“Fessuns,” Garrity said, wrapping his belt around his wrist and tightening it with his teeth to control the bleeding. “Always figured it would be one of you that finally punched my ticket. Though I’d have loved to be wrong.”
“Shut up,” Anita said, holding her head, “I don’t care.”
“Are you okay?” he asked. “Aside from the obvious instability that would lead you to break in here and maim me.”
She pointed her blade into his stomach, enough that he could feel the edge through his shirt but not quite enough to break the skin. “I’m trying to decide whether to stab you to death.”
“I’d much prefer a gun, if you’re asking for input.”
“I wasn’t. And if I were, I’d probably be looking for what you want the least.” She closed her eyes, clearly struggling. “I wasn’t prepared, to see you again. Even seeing your picture- it put me back there. I practically ran through your facility; I couldn’t begin to tell you if I killed anyone on the way. No- I did, but I couldn’t tell you if that happened in this draft or another one. But I can’t remember the last time I had a clearer purpose; I wanted you dead so badly it was primal, animal.”
“Then why am I slowly bleeding out, or is that the answer? Because this,” he grimaced as he raised his partially severed limb, “hurts, certainly, but we both know you could do so much worse. If you wanted. But that’s always been your problem, Fessuns- you didn’t. Even when you were trying for a Section 8, not that we can folks just for being crazy up here- we’re too civilized for that. But your heart’s never been in it, not even when your life was on the line. So if you’re trying to make me piss in my pampers you should have let Mai do the dirty work. She at least knows when to let her inmates run her asylum.”
“You’re trying to goad me,” Anita said. “Which is frustrating primarily because it exposes how easily manipulated you believe me to be. If I hadn’t already taken your hand- I told you not to go for that gun- I’d have to cut something else off to prove the point. But to answer the question at the heart of your manipulation, you’re alive because I am both seeing too many alternate realities and not enough depth. Killing you will either cause a genocide or prevent one- and as much as I deeply want you dead, that’s a hell of a margin for error.”
“Ah, so it isn’t poser Hannibal Lecter Anita, it’s indecisive Anita. Probably my least favorite, if I can be candid.”
“Maybe- and I’m just spitballing here because it feels like an erupting Mount Saint Helens is crowning through my forehead as we speak- but perhaps rather than set your dial to maximal dick, you could try telling me why I shouldn’t risk a genocide to murder you- because even with genocide as a possible unintended consequence it is delicious watching that blade slide in and out of your flesh.

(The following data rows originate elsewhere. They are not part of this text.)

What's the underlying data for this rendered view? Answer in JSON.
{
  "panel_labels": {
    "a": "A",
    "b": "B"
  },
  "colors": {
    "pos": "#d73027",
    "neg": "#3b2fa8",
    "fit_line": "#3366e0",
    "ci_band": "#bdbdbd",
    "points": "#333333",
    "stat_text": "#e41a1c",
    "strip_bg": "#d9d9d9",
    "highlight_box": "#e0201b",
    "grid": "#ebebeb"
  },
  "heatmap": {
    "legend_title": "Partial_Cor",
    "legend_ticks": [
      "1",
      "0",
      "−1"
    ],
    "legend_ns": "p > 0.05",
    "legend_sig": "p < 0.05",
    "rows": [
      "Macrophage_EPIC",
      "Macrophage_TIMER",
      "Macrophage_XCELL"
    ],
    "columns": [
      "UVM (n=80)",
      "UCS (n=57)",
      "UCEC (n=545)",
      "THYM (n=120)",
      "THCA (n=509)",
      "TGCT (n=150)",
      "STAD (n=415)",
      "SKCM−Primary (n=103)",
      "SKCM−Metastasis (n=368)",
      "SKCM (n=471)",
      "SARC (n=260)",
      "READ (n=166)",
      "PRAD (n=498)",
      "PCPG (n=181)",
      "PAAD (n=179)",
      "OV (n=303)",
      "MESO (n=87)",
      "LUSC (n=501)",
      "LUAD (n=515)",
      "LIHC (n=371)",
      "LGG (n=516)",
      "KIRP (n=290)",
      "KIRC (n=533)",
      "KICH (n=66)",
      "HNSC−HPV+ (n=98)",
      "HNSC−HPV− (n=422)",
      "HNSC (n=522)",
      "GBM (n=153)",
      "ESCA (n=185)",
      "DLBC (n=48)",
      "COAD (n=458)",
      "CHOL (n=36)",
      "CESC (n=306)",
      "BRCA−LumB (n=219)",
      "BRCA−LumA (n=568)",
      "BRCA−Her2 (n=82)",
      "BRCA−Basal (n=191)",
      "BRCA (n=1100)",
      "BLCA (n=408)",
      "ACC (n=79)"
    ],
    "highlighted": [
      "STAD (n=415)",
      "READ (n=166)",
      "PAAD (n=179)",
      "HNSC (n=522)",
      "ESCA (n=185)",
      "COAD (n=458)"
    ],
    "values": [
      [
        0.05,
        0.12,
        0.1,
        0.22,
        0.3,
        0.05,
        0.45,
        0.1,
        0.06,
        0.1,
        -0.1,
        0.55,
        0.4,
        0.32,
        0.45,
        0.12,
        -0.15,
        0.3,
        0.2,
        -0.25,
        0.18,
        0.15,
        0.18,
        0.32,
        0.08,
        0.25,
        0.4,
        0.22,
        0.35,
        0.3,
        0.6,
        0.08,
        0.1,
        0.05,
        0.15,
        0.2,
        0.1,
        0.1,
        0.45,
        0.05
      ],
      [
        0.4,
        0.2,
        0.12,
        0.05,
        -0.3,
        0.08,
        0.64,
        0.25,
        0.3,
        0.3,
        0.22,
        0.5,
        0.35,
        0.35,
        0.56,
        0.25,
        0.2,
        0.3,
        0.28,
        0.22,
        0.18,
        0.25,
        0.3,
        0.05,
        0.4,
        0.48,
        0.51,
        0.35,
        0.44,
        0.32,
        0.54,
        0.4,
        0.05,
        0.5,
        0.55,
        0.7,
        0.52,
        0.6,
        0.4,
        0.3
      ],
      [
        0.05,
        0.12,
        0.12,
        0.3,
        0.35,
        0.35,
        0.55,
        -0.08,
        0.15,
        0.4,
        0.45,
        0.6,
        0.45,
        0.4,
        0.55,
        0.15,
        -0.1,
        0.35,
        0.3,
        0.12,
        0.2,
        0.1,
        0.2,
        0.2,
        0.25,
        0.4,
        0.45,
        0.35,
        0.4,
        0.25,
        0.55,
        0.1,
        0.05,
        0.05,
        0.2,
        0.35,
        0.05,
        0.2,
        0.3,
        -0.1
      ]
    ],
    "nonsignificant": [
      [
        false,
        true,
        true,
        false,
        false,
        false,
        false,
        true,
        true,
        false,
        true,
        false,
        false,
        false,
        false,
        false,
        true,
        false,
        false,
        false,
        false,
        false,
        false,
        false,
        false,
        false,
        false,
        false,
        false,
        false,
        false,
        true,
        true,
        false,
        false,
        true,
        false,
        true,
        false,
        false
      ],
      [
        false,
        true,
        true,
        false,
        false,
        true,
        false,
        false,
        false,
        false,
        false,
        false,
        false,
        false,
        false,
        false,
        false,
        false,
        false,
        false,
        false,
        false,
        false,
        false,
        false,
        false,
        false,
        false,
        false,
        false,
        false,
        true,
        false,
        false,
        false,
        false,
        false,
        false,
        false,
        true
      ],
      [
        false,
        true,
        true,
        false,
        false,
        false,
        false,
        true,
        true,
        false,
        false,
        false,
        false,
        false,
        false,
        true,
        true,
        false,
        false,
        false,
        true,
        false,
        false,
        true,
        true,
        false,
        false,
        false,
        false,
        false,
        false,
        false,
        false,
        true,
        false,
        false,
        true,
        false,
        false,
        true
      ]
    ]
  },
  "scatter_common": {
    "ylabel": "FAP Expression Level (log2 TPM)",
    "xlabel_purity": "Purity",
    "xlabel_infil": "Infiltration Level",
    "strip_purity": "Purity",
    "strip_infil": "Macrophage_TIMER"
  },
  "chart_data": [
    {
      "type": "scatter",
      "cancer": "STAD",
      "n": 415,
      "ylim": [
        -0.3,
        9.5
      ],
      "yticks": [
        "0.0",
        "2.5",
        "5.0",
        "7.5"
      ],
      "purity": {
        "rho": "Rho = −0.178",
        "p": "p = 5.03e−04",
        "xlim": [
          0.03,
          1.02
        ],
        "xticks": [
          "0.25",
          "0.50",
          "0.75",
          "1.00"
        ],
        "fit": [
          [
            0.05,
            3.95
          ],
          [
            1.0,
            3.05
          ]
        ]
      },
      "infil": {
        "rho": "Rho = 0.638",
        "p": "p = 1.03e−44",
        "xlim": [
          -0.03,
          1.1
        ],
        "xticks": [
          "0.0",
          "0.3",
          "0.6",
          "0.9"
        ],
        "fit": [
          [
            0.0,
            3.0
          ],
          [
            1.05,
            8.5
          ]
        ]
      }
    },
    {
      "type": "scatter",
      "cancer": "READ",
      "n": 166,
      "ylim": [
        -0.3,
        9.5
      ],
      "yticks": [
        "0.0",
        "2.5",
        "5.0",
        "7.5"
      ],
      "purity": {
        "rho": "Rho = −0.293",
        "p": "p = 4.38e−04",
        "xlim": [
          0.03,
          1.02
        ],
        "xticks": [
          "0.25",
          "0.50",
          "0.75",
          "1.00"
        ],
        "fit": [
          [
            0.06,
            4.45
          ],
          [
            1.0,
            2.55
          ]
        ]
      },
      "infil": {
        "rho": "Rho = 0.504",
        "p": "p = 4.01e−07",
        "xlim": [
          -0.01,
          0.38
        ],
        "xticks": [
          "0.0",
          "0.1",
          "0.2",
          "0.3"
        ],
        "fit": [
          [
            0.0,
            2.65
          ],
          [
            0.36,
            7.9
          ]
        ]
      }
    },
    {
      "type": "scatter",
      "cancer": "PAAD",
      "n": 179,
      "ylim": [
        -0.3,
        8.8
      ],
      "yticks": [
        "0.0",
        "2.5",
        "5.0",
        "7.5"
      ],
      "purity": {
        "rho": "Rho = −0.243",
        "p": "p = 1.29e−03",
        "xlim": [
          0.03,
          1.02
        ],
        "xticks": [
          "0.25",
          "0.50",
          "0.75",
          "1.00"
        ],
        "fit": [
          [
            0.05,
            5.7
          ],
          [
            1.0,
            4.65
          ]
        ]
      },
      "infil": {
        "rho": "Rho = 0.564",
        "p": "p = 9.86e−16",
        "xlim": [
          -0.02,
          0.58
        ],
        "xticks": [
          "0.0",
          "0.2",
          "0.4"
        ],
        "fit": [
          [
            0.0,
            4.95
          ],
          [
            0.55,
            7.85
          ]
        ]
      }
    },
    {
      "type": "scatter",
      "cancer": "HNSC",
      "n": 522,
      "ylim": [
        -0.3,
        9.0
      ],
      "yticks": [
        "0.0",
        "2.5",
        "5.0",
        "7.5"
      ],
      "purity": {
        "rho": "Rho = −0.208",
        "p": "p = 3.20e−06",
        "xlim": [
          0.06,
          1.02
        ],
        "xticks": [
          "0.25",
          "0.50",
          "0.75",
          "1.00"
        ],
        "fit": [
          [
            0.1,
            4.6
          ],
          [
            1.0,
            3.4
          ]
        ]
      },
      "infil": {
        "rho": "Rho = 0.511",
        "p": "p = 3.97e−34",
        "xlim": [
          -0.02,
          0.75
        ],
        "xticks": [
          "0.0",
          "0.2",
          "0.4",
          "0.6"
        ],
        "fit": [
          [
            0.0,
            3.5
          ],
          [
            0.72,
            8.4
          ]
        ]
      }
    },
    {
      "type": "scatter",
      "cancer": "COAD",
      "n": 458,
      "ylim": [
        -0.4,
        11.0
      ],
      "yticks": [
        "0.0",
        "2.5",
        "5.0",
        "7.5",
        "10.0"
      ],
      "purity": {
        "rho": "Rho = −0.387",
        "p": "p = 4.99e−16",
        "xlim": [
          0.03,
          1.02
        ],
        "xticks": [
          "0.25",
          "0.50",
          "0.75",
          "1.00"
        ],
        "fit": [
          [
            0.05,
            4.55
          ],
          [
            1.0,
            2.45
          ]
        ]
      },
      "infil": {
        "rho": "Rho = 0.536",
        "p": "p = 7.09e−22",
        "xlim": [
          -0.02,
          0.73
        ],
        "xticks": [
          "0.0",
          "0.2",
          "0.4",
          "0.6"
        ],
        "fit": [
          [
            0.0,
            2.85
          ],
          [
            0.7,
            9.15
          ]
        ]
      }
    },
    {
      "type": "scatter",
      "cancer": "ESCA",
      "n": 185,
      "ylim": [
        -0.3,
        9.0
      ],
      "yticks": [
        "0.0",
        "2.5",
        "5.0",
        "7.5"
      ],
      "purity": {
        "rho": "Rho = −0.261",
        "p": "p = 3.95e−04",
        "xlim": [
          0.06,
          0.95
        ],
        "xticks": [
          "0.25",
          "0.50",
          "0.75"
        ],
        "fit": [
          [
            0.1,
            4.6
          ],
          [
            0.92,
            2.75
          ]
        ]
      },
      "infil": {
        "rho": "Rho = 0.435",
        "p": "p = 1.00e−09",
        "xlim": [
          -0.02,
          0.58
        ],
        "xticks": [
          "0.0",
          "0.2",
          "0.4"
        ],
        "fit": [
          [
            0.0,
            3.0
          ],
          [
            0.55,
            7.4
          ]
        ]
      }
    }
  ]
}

Almost pornographic, flipping between the drafts, where tiny variations in timing make the stabbing a few seconds sooner or later, it looks like it’s sliding in and out of you repeatedly.”
“I’m not going to beg,” he said proudly. “We did what we thought we had to. For all we knew the Russian experiments on weaponizing Breed were going to bear fruit, and people like you were the next nuclear bomb. I wished that weren’t true; every day I asked whatever god was listening to take that burden away from us. He wasn’t listening; I imagine you’re familiar enough with that. But we all of us did what duty and country demanded. Except some of us stuck it out. Worked the program- reformed from within. Not that I was always the reforming type; took me a while to understand the error of my ways. But this ain’t the facility you knew; here we deal with troubled kids, and trying to get them on a path to a normal life. I’m not so much in charge of the place as entombed here; I know where the bodies are buried, and have the right kind of background and clearances to keep a lid on what happened.”
“I don’t believe you…”
“Why would you? I was the program, as far as you and the other agents were concerned. I was your tormentor. But things change. People, too. Who was it, you thought let you slip the chain in Argentina? Did you think we couldn’t track you down? Or your friend out there, when she went missing in Afghanistan. You think we couldn’t have tracked either of you to the ends of the Earth? Hell, you think we didn’t? But with the both of you getting loose so close together, and the body counts you left in your wake- it helped me convince everybody else we’d been playing with old dynamite, gave me the leverage I needed to shutter the program.” He exhaled, and kicked out his foot, before piercing her with his eyes.
“I don’t blame you, understand? I’ve seen more war than any man ought to; done things that even I, at my most detached, was horrified by. I don’t think you get to live a life as bloody as mine, and die intact of old age.”
“Nothing to worry about there,” Anita said, anger still roiling in her voice, “since you’re no longer intact.”
He held up his stub. “I’m flipping you off, you just can’t tell.” “I might be the only one who could,” she said. “It wasn’t a clean slice in all of the drafts; in some of them the hand’s still hanging on by a tendon or two.”